During the meeting, Vice Chair Myers questioned the effectiveness of energy efficiency (EE) products and expressed concerns about their costs. He stated, “If EE products are so beneficial to customers, why do they need to be mandated and subsidized by other customers? If these EE products are so valuable, customers should want to voluntarily adopt these EE measures at their own cost to reduce their own energy bills. These expenses should not be shifted to other customers.”

Myers highlighted the expense of current programs: “For example, residential EE programs save about 60 MW/year but cost $26.489 million, or about $441,000 per MW/year. Likewise, non-residential EE programs cost about $493,000 per MW/year. DSM comes to about $92,000 per MW/year,” he said. He compared these figures with natural gas generation builds over a 30-year period—including yearly operations and maintenance—which he estimated at around $45,000-88,000 per MW/year.

Despite his skepticism toward many energy efficiency measures, Myers voiced strong support for developing a more comprehensive Virtual Power Plant (VPP) strategy. “Specifically, I want to see APS (and ultimately the other utilities) bring forward a more cohesive Virtual Power Plant strategy—one that possibly consolidates the individual programs we’ve been treating as separate silos,” said Myers. “Right now, we have a Cool Rewards program, a Commercial & Industrial demand response program, storage pilots, and managed EV-charging. Each has value, but they are not functioning as a unified grid resource. They can be and should be.”

He added: “A VPP should not be treated as a niche pilot or a scattered set of incentives. It should operate as a true grid asset—one capable of delivering firm capacity, supporting reliability events, and reducing the pressure on ratepayers to build traditional generation or wires solutions prematurely.” Myers emphasized that with available technology and customer interest—and given Arizona’s load profile—a robust VPP could improve reserve margins and reliability while being less costly than new infrastructure.

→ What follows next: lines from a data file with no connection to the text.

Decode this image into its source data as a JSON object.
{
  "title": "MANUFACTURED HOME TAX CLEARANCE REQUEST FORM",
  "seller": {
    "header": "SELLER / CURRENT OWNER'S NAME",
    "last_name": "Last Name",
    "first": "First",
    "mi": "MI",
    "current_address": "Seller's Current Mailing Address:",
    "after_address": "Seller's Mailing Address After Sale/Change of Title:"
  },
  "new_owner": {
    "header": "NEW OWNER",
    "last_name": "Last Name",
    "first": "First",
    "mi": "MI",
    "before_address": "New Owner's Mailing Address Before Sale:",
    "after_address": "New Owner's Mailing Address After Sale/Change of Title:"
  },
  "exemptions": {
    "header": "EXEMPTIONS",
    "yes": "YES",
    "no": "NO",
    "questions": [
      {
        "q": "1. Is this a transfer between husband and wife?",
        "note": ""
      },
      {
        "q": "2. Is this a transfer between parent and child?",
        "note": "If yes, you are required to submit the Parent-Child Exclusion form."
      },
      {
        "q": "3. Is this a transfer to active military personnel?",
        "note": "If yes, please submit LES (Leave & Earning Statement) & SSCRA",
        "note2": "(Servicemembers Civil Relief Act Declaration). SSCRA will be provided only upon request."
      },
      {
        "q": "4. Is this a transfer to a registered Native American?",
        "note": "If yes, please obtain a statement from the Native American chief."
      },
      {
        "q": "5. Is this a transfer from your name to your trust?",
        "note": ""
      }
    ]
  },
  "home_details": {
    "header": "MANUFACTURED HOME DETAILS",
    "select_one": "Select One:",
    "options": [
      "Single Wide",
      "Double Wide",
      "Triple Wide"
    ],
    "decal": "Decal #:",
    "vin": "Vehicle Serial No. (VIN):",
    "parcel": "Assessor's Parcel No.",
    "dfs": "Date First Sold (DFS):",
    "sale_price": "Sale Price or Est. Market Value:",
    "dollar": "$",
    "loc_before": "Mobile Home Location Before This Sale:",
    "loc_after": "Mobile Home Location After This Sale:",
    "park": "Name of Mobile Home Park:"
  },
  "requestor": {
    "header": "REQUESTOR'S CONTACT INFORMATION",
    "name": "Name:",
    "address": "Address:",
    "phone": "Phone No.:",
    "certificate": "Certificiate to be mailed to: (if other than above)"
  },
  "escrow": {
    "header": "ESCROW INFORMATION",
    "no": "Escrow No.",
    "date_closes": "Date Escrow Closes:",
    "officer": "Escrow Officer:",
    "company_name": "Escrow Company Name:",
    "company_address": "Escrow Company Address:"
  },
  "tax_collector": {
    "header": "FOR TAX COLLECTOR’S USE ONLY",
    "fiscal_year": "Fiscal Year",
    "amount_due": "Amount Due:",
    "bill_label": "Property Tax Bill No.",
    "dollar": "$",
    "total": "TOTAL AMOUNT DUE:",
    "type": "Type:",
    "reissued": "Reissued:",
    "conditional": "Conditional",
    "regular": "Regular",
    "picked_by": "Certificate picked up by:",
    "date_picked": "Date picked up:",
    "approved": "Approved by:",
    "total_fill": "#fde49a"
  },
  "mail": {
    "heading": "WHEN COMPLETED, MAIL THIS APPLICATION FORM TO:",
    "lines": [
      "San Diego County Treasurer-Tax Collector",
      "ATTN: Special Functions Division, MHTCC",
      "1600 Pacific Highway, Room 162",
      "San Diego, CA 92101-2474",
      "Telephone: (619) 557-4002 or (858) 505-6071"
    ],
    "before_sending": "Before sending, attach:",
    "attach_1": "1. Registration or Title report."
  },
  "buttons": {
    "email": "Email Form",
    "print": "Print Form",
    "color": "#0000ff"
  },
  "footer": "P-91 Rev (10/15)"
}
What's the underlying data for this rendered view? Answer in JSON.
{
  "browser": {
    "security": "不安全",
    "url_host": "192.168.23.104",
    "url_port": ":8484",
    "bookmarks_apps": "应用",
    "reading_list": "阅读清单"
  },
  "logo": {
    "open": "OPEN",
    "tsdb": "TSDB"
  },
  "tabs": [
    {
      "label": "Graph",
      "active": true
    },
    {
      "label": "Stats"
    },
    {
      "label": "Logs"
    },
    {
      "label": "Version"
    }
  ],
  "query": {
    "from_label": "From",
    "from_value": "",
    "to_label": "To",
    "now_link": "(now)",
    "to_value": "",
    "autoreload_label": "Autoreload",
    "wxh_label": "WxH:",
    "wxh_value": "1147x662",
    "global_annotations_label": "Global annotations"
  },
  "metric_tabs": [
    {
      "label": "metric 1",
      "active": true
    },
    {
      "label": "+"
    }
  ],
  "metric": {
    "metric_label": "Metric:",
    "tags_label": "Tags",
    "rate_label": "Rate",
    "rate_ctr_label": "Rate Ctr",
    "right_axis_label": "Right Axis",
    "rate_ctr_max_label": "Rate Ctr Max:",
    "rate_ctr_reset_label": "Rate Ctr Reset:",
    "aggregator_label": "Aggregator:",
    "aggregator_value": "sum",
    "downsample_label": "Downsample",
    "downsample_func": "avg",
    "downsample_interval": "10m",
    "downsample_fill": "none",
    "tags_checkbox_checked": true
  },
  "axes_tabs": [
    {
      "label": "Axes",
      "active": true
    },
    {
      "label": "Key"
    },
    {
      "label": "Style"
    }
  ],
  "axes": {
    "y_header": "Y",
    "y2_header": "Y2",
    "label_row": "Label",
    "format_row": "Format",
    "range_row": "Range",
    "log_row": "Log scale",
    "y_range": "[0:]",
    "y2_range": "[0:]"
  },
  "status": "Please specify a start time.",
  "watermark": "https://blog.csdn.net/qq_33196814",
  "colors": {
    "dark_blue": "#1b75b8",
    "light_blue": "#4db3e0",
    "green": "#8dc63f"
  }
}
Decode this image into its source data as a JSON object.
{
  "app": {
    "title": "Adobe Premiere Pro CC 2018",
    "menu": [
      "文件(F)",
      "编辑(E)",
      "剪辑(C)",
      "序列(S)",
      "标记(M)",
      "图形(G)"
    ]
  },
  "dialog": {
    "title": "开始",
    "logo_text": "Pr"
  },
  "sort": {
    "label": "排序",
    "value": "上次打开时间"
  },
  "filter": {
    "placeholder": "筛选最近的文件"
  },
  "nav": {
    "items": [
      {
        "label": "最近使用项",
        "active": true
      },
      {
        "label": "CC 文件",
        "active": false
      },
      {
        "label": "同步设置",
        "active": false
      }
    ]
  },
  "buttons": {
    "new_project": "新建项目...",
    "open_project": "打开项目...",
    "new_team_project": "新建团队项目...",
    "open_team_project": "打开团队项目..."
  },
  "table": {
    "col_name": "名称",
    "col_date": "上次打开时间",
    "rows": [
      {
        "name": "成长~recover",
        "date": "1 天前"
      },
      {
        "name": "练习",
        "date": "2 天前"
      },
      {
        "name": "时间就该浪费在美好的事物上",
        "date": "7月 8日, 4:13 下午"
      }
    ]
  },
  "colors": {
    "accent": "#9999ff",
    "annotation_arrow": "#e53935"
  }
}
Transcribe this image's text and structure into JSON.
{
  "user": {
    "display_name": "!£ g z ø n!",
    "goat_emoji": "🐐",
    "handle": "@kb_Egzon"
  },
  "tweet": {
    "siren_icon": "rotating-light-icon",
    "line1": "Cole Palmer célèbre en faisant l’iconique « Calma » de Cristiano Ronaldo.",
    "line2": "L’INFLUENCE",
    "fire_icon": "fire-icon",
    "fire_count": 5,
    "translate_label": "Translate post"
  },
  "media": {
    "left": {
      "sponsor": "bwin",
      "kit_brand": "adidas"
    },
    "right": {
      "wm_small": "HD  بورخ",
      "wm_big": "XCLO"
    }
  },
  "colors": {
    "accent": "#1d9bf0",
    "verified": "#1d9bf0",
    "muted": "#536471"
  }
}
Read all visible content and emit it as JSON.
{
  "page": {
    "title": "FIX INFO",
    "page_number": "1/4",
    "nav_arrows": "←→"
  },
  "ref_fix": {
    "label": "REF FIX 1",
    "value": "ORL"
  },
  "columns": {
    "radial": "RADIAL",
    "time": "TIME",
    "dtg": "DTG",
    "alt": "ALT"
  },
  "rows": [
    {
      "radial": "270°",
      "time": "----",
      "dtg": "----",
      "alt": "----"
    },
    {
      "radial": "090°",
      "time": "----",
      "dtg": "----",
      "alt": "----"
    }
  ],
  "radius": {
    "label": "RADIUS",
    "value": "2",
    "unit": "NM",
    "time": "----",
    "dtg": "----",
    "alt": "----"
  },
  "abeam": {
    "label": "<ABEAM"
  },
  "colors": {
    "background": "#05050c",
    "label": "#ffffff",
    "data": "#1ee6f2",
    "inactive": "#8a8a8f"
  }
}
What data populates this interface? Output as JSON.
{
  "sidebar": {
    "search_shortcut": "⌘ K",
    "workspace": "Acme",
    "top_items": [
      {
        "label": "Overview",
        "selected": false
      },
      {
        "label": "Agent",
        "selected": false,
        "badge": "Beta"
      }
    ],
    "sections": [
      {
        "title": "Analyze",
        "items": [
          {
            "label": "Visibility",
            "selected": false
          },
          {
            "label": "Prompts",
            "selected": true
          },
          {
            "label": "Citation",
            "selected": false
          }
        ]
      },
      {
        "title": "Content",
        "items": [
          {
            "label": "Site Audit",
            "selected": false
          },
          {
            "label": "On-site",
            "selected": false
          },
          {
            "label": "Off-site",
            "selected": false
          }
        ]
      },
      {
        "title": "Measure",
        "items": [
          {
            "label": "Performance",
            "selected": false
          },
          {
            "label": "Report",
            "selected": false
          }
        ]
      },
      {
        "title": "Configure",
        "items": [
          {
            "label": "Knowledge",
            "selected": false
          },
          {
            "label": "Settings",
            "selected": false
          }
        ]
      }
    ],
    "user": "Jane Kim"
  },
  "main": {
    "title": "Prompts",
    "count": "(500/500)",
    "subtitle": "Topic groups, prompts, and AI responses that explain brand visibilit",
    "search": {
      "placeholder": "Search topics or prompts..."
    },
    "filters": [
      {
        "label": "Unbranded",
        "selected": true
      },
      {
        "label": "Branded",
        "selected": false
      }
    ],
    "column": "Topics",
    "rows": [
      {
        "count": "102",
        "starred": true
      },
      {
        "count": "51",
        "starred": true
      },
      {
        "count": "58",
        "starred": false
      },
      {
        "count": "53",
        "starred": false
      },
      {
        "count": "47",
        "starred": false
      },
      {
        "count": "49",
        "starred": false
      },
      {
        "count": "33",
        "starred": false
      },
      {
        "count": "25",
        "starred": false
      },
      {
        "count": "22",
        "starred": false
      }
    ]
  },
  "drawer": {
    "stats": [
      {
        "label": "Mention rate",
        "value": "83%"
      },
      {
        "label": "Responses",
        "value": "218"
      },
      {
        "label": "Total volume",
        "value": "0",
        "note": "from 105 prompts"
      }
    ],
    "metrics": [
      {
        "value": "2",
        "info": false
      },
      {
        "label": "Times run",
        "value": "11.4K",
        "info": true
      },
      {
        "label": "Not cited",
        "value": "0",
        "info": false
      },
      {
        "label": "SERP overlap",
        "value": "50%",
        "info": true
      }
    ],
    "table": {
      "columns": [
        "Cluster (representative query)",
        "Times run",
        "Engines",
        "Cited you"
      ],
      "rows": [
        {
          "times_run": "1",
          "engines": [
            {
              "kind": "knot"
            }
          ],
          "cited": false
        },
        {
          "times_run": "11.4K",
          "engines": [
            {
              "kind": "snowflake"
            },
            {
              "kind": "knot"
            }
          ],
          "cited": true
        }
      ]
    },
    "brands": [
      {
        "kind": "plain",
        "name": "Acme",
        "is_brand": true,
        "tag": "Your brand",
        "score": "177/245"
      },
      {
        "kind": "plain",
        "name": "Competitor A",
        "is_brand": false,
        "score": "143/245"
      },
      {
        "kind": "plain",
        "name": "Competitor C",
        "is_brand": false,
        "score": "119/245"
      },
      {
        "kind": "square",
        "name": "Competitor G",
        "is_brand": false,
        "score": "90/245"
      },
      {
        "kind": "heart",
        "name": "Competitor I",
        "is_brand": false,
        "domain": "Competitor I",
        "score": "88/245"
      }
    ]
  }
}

The adopted amendment directs APS to evaluate ways to expand its VPP initiatives in its next Demand Side Management Implementation Plan and include analysis of customer compensation.

“So my vote today reflects both my support for the improvements we’ve made to the current DSM plan and my clear expectation that the next filing must take a meaningful step forward,” concluded Myers. “In the coming year, I will be looking for a DSM plan that modernizes these programs, unifies them under a VPP structure, and positions APS to use these distributed assets with fewer artificial limitations and greater operational value to the grid.”